[MD] Pattern

Marsha marshalz at charter.net
Sun May 18 01:09:01 PDT 2008


----- Original Message ----- 
From: "Krimel" <Krimel at Krimel.com>
To: <moq_discuss at moqtalk.org>
Sent: Friday, May 16, 2008 6:48 PM
Subject: Re: [MD] Pattern


>>>[Krimel]
>>>Other symbolic systems from the written word to music to art, carry
>>>Varying degrees of ambiguity but more emotional depth. That depth
>>>offers clarity at the expense of precision. But this is why I argue
>>>that not all thought is linguistic or symbolic.
>
> [Marsha]
> Yes, I have had personal experience with the guitar too.  They are a part 
> of
> that opposite-from-non-guitar pattern that overlays present experience.
> What is interesting is that it doesn't seem to be words, or even images.
> Your pattern would be unique to you, mine to me, and there would be 
> overlap
> between our patterns.  Objectivity?  That's a strange definition, a 
> mistaken
> definition, illusion, plain wrong.
>
> [Krimel]
> What else could objectivity be? We objectify through communication. If I
> have an experience that can not be experienced by another and there is no
> basis for communication with them then that is a totally subjective
> experience. It is private to me; mine alone. When we communicate I try to
> show you mine and you show me yours. Language is our shared experience. It
> objectifies and is objective.
>

Greetings Krimel,

Talking about patterns, not insinuating objective anything might be useful. 
I've been thinking about the guitar.  I cannot imagine that there is much to 
our shared experience, not even form, or color, or experienced music.  Of 
course I love how Jimi Hendrix transformed R&R, but that's not my most loved 
guitar experience.  You wrote of  'subjective experience', but that's just 
more talk of patterns.  At the moment I'm not sure how to best talk about 
our shared experience.  Maybe at best we can say is that we share the 
experience of being comprised of patterns.

>
>> [Krimel]
>> But I think what you are getting at is that lots of experience clusters
>> around any concept that we have. An idea is a node in a web of
>> associations.
>> When we think of a concept it touches that web and the web resonates. 
>> Some
>> of the elements in the web are verbal and linguistic but some are not. 
>> But>
>> I would agree that they form conceptual patterns.
>
> [Marsha]
> Damn!  I just find this concept 'opposite-from-non-zebra (or whatever)'
> really, really interesting.  I seems like pattern to me.  Especially
> considering how little direct experience one realizes.  What else would 
> the
> pattern 'zebra' be?  It's mostly warmed over yesterday's experience.  It's
> not the chattering internal dialog, but it does seem to stimulate that
> dialog.  Yes these patterns are definitely not words and or an image,
> because that would be a particular zebra.
>
> [Krimel]
> No doubt it is an interesting exercise to think of "zebra" in terms of
> double negation. But you get the same result with quadruple negation or
> sextuple negation. Even negations yield equality and odd negation yield
> opposites? It seems to me that thinking of "zebra" in terms of "not zebra"
> simply to nullify the "not" makes "zebra" into a much larger concept that 
> it
> needs to be.
>
> Rather I think of "zebra" in terms of all of the ideas that collide with 
> it.
> It is a network of interlinking experience. Yes, those experiences are
> warmed over from yesterday. Some of those "zebraesque" experiences have 
> been
> warming on the back burn and some on the front. The warmer the experience,
> the more "zebralike" it is.
>
> It becomes internal chatter because we have a compulsive need to explain
> things even to ourselves.

I have been taught that the double negative is a no-no, but in this case it 
seems useful.  There is something about opposite-from-non-zebra that points 
to the complexity of the zebra pattern, or conceptual web.  It points to 
more than there is a zebra or there isn't a zebra.

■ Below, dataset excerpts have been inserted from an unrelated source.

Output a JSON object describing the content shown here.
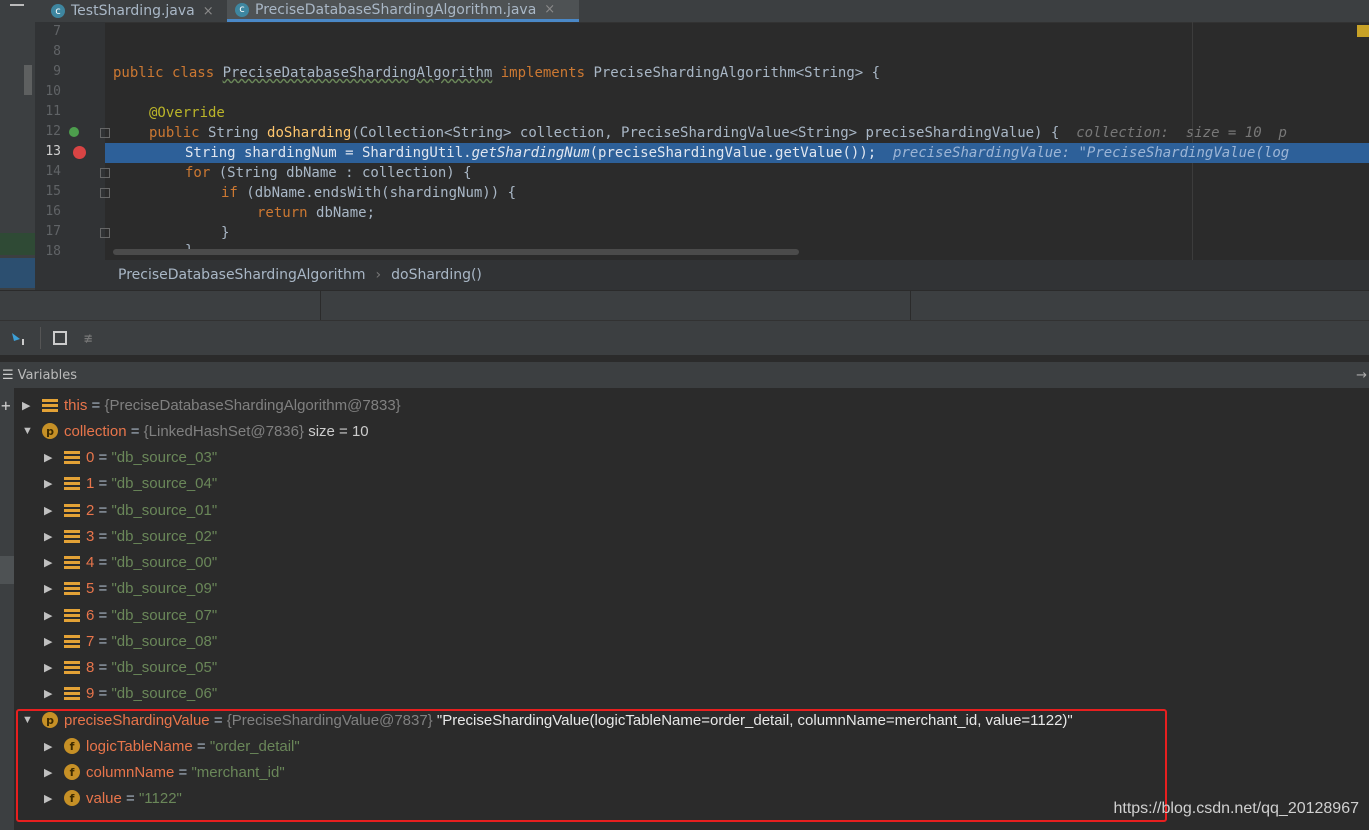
{
  "tabs": [
    {
      "label": "TestSharding.java",
      "active": false
    },
    {
      "label": "PreciseDatabaseShardingAlgorithm.java",
      "active": true
    }
  ],
  "editor": {
    "line_numbers": [
      "7",
      "8",
      "9",
      "10",
      "11",
      "12",
      "13",
      "14",
      "15",
      "16",
      "17",
      "18"
    ],
    "lines": {
      "l9_kw1": "public class ",
      "l9_cls": "PreciseDatabaseShardingAlgorithm",
      "l9_kw2": " implements ",
      "l9_rest": "PreciseShardingAlgorithm<String> {",
      "l11": "@Override",
      "l12_kw": "public ",
      "l12_type": "String ",
      "l12_fn": "doSharding",
      "l12_rest": "(Collection<String> collection, PreciseShardingValue<String> preciseShardingValue) {",
      "l12_hint": "collection:  size = 10  p",
      "l13_a": "String shardingNum = ShardingUtil.",
      "l13_it": "getShardingNum",
      "l13_b": "(preciseShardingValue.getValue());",
      "l13_hint": "preciseShardingValue: \"PreciseShardingValue(log",
      "l14_kw": "for ",
      "l14_rest": "(String dbName : collection) {",
      "l15_kw": "if ",
      "l15_rest": "(dbName.endsWith(shardingNum)) {",
      "l16_kw": "return ",
      "l16_rest": "dbName;",
      "l17": "}",
      "l18": "}"
    }
  },
  "breadcrumb": {
    "class": "PreciseDatabaseShardingAlgorithm",
    "method": "doSharding()"
  },
  "variables": {
    "title": "Variables",
    "rows": [
      {
        "name": "this",
        "type": "{PreciseDatabaseShardingAlgorithm@7833}",
        "value": "",
        "extra": ""
      },
      {
        "name": "collection",
        "type": "{LinkedHashSet@7836}",
        "value": "",
        "extra": "size = 10"
      },
      {
        "name": "0",
        "value": "\"db_source_03\""
      },
      {
        "name": "1",
        "value": "\"db_source_04\""
      },
      {
        "name": "2",
        "value": "\"db_source_01\""
      },
      {
        "name": "3",
        "value": "\"db_source_02\""
      },
      {
        "name": "4",
        "value": "\"db_source_00\""
      },
      {
        "name": "5",
        "value": "\"db_source_09\""
      },
      {
        "name": "6",
        "value": "\"db_source_07\""
      },
      {
        "name": "7",
        "value": "\"db_source_08\""
      },
      {
        "name": "8",
        "value": "\"db_source_05\""
      },
      {
        "name": "9",
        "value": "\"db_source_06\""
      },
      {
        "name": "preciseShardingValue",
        "type": "{PreciseShardingValue@7837}",
        "value": "",
        "extra": "\"PreciseShardingValue(logicTableName=order_detail, columnName=merchant_id, value=1122)\""
      },
      {
        "name": "logicTableName",
        "value": "\"order_detail\""
      },
      {
        "name": "columnName",
        "value": "\"merchant_id\""
      },
      {
        "name": "value",
        "value": "\"1122\""
      }
    ]
  },
  "watermark": "https://blog.csdn.net/qq_20128967",
  "icons": {
    "eq": "=",
    "p_badge": "p",
    "f_badge": "f",
    "c_badge": "c"
  }
}
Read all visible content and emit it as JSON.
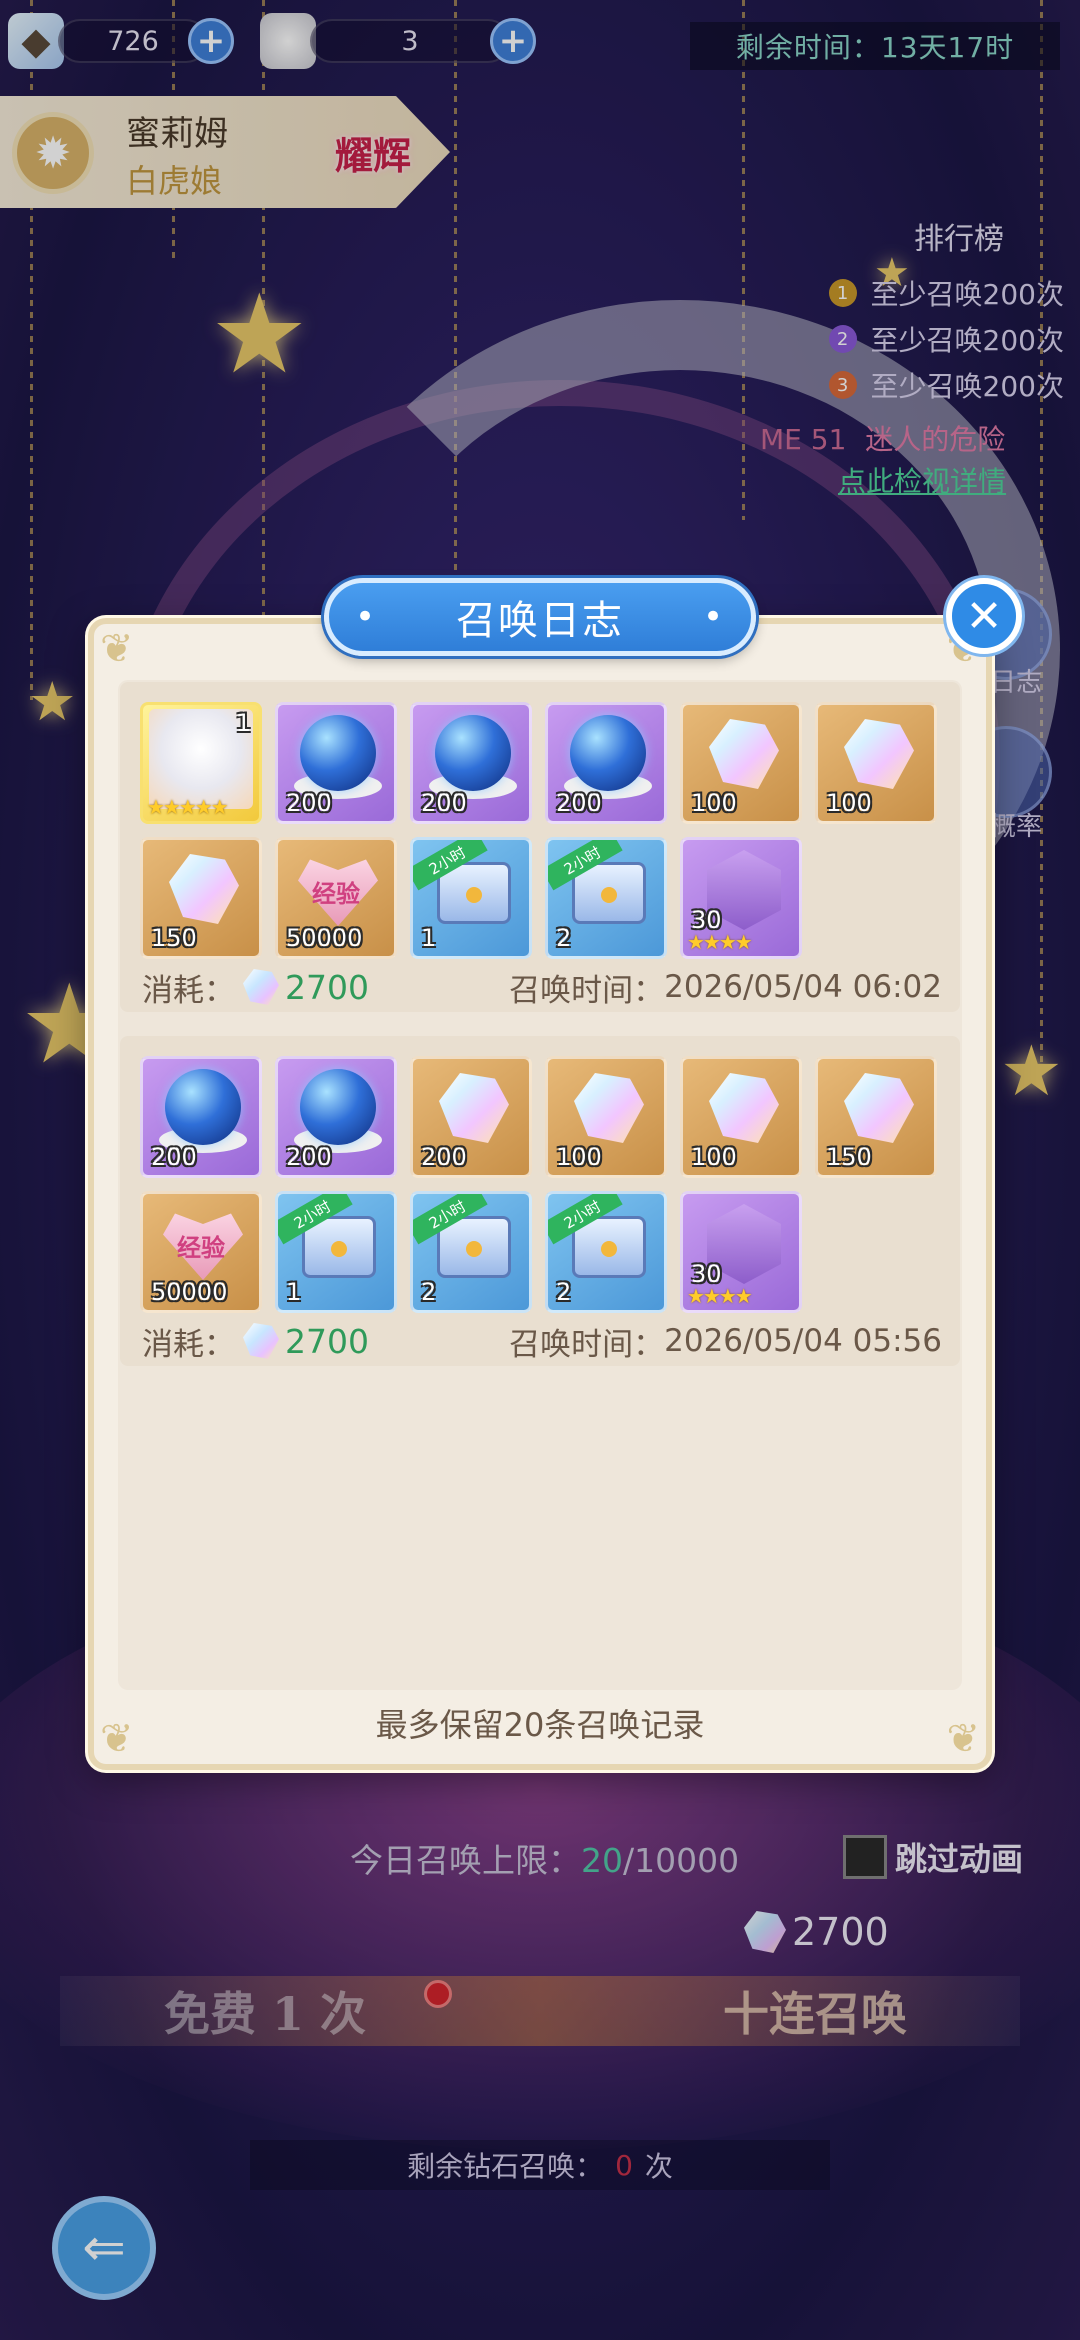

What is interesting to me is how quickly these conceptual patterns overlay 
direct perception.  When I was reading of your guitar experience, my guitar 
experiences immediately filled my mind and became predominate.  I can 
understand how having preintellectual experiences are thwarted by the speed 
of existing patterns automatically dominating.  It's the 'automatically' 
that is troublesome.  And of course thinking it is in some way directly 
connected to the momentary experience.

In Buddhism, the purpose of their logic, especially the use of the double 
negative, is to take one eventually to the emptiness of self.